Saturday, February 21, 2009

A Blast From The Past 1 reviews of The Comic Toolbos and Which Lie Did I Tell?

In this feature I'll be posting articles and reviews I've written for Screentalk, the now-defunct magazine for screenwriters which began as an ezine and now has become the very excellent Moviescope magazine. Where necessary, they will be expanded and/or updated from the original version.

Today, a few book reviews to get us going:

Anyone who intends to pursue a career in writing comedy would do very well to check out John Vorhaus’ The Comic Toolbox : How To Be Funny Even If You’re Not ( 191 p., Silman-James Press, ). Within this tome the aspiring humourist will find tips and pointers on everything from thinking up silly names to developing a sitcom script.

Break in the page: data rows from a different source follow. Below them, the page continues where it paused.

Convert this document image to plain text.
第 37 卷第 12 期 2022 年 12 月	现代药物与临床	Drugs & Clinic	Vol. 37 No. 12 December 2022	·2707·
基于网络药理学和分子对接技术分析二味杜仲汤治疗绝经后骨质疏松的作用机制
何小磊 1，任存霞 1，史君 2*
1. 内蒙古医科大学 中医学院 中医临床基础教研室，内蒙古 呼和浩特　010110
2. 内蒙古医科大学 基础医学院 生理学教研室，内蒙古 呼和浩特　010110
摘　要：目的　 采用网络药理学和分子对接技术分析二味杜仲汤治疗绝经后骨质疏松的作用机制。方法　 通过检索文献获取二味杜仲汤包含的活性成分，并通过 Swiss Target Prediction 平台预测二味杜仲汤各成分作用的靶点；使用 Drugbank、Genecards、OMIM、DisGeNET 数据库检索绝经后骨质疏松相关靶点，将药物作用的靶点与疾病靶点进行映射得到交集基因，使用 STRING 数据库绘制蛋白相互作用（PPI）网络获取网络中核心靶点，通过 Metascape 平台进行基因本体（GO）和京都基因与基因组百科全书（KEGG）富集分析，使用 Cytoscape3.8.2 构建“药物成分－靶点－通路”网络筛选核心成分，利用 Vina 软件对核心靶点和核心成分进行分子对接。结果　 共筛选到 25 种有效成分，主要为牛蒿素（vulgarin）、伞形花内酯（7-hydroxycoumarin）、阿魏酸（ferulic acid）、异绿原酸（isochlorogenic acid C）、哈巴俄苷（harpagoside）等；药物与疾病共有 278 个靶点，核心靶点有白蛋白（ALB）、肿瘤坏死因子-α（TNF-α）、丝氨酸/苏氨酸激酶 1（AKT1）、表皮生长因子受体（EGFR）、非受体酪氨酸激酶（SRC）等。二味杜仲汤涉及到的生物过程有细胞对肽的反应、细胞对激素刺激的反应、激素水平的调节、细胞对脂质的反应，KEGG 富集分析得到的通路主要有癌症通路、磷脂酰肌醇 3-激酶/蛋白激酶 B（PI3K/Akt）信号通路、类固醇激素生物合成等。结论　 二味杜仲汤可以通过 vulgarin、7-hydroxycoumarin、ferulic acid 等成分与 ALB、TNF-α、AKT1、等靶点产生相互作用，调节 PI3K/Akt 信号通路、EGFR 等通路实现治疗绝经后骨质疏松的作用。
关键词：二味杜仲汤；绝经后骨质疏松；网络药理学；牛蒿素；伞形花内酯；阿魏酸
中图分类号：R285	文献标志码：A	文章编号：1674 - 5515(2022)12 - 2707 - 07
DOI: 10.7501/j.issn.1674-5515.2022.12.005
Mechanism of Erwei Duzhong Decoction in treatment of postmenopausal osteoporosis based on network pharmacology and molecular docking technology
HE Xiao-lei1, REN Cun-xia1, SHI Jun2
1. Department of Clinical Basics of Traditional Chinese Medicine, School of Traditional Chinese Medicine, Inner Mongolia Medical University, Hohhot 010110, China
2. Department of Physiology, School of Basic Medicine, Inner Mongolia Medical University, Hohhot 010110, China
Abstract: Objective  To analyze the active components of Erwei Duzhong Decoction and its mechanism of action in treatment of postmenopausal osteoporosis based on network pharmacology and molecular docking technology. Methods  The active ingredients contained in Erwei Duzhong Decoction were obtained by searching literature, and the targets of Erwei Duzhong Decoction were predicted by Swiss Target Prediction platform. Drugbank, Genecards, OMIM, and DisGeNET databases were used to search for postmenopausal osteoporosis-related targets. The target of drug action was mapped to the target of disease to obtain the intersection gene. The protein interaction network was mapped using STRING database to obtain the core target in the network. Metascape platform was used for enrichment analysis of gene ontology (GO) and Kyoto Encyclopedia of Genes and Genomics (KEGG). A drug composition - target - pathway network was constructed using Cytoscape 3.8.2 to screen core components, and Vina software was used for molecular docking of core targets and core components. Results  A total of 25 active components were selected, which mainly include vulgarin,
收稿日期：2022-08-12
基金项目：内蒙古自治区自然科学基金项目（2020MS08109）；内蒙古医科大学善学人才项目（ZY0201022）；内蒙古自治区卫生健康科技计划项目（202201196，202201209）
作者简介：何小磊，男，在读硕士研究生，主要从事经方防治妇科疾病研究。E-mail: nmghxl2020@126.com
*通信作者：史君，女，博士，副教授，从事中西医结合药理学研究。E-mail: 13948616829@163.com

Vorhaus adopts a very hands-on approach : no other manual I know has captured the flavour of being in a real-world workshop as well as this one. The exercises (of which there are MANY) are part of the text, and the author encourages his readers to do each and every one of them (even pretending to wait around while they’re working on the assignments). As such, anyone can be sure that after having worked through this book, their humour skills will have increased significantly.

The book starts off with a definition of what humour is (see the previous post), and then goes on to explore such topics as developing comic characters, developing comic premises and storylines, and explaining comedy tools which are a part of every pro’s repertoire. The wealth of information is astounding. Moreover, Vorhaus is really concerned about increasing the creativity of his audience, and to get everything off to a good start he offers some very effective ways of silencing the inner critic which so many writers struggle with.

Though it dates from 1994, this book has stood the test of time admirably. And Vorhaus is actually funny throughout the book, making it a delight to read and proving beyond any doubt he knows what he’s talking about. Highly recommended!



Which Lie Did I Tell, William Goldman's semi-sequel to Adventures In The Screen Trade, is a fairly unique hybrid of autobiography and screenwriting manual.
The book is divided in four parts : an overview of Goldman's career from 1980 onwards (when the phone stopped ringing for years), a detailed look at some of his favourite scenes ranging from Bergman to the Farrelly brothers, a section on what makes good cinematic stories and an original screenplay which he developed for the book and then sent out to his peers to critique.

Some of the material in the first section has been available before in the introduction of some of Goldman’s published screenplays for Applause Books, but it is still an interesting read. One does sense that he is more angered and embittered by the Hollywood game now than twenty years ago. In the second part Goldman presents his favourite scenes (excerpted in full) and then explains his reasons for liking them and giving some tips and pointers along the way on why these scenes work. However, the approach is not clinically analytical, but highly personal. The emphasis is not so much on the actual writing as on the emotional links Goldman has with the presented examples.

The third part of the book becomes more hands-on. Goldman offers four story ideas, mostly based on real events, and shares his thoughts on whether they would make good movies and what challenges an adaptation of this material would pose. Here the book becomes more inspiring and actively stimulates the imagination of the reader.

Finally, Goldman lets us peek over his shoulder as he writes a new script. Actually, he only develops it half-way through, but this is still a unique opportunity for the reader to experience the creative process of a world-famous professional.

Now, for some bizarre reason screenplays or treatments developed for screenwriting manuals are generally execrably bad. Amazingly, Goldman’s offering, The Big A (for adventure), is equally dismal. The story of a divorced private eye who trains his two horribly precocious kids (who just happen to be the world’s greatest sketch artist and actress, respectively) in surveillance techniques, is wildly implausible, uninvolving and weak in characterization. Don’t take my word for it - this is the conclusion that all of Goldman’s peers come to as well, and they include the Farrelly brothers, Scott Frank and Callie Khouri, among others. It has to be said that it’s quite brave and honest of Goldman to include these negative reviews of his work. In a way, this part of the book is very reassuring to novice writers : even the biggest names in the business can produce sub-standard work, and wrestle with the same problems as we lesser mortals. I would have preferred to witness the birth of a new masterpiece, though.

Which Lie Did I Tell is somewhat schizophrenic : it doesn’t seem to know whether it’s pitched primarily at a general audience or at screenwriting students and pros. This means that there is less meat to it than one could wish for, while a general reader might want the focus to be exclusively on Hollywood horror stories. Still, it does contain a fair amount of worthwhile information and illustrates how Hollywood changed in the last three decades. It is also very readable, although I must confess that near the end I began to tire of Goldman’s overly manipulative style. While I doubt it will achieve the legendary status of its predecessor, it is certainly interesting and entertaining.